Horizontal FDI involves replicating a firm's home country business activities in the same value chain in the host country. On the other hand, vertical FDI occurs when a company, through FDI, moves upstream or downstream in varied value chains. Platform FDI, meanwhile, takes place when FDI from one country is conducted with the purpose of exporting to a third country.

Understanding the mechanisms through which foreign direct investors acquire influence in a host country is crucial. This can be achieved through methods such as establishing fully owned subsidiaries, obtaining shares in associated companies, mergers or acquisitions of unrelated firms, or participating in equity joint ventures.

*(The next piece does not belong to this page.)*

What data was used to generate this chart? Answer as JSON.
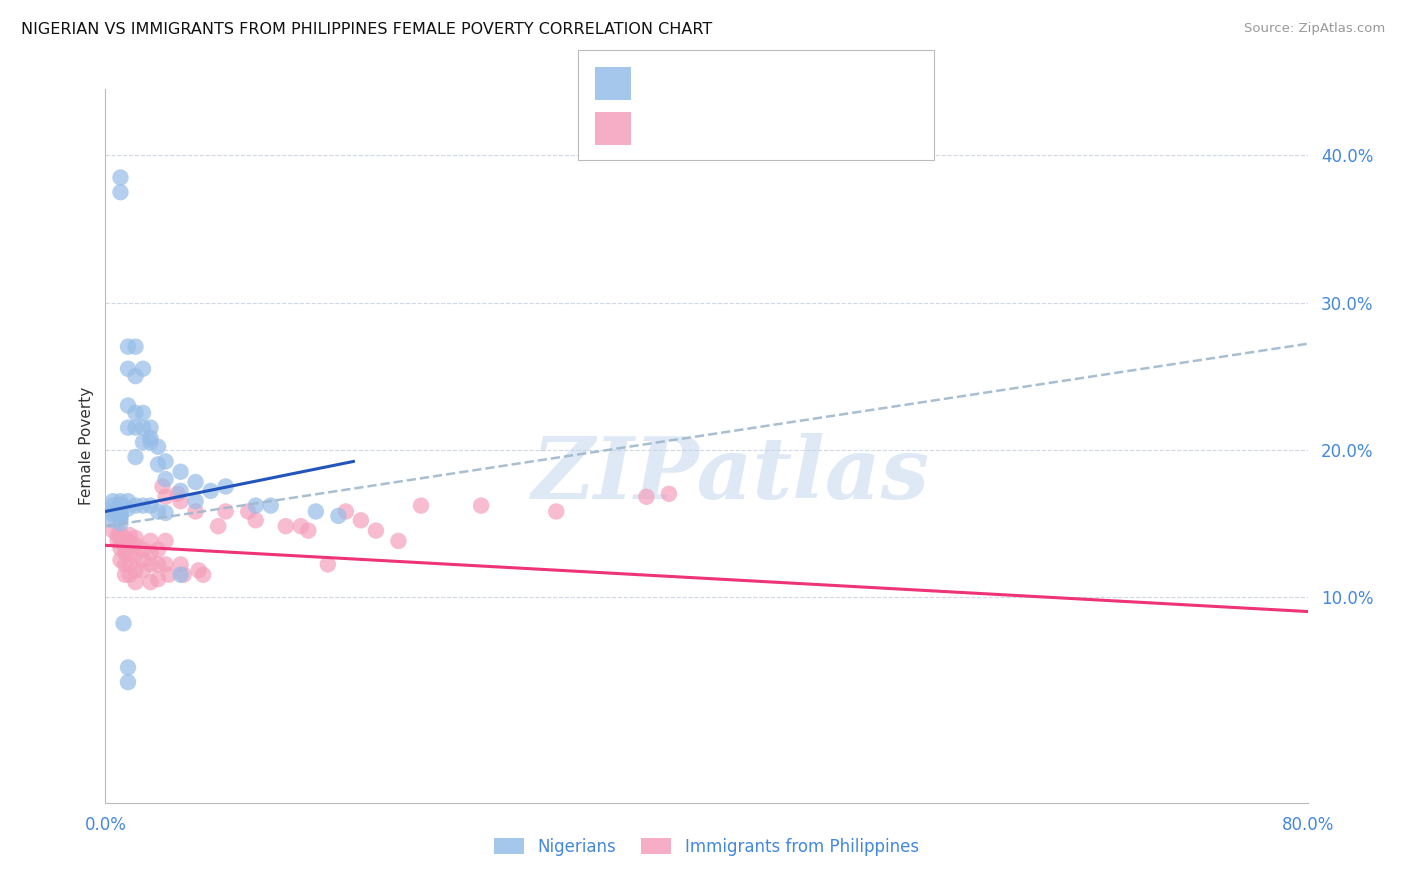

Delving into the regulatory landscape, it's important to note that India has undergone significant changes in FDI policies over the years. In 1997, FDI was permitted in cash and carry wholesale, requiring government approval. However, in 2006, the approval process was streamlined, with automatic permission being implemented, reflecting a more liberalized approach.

Foreign investment in Indian companies can take various forms, including incorporation under the Companies Act, 1956, joint ventures, wholly owned subsidiaries, or the establishment of offices of foreign entities through liaison offices, representative offices, project offices, or branch offices—each option tailored to specific business needs and regulatory requirements outlined by the Foreign Exchange Management Regulations.

In conclusion, my extensive knowledge and expertise provide a comprehensive understanding of the intricacies surrounding the introduction and evolution of FDI in India, its impact on economic growth, and the regulatory frameworks governing foreign investments in the country.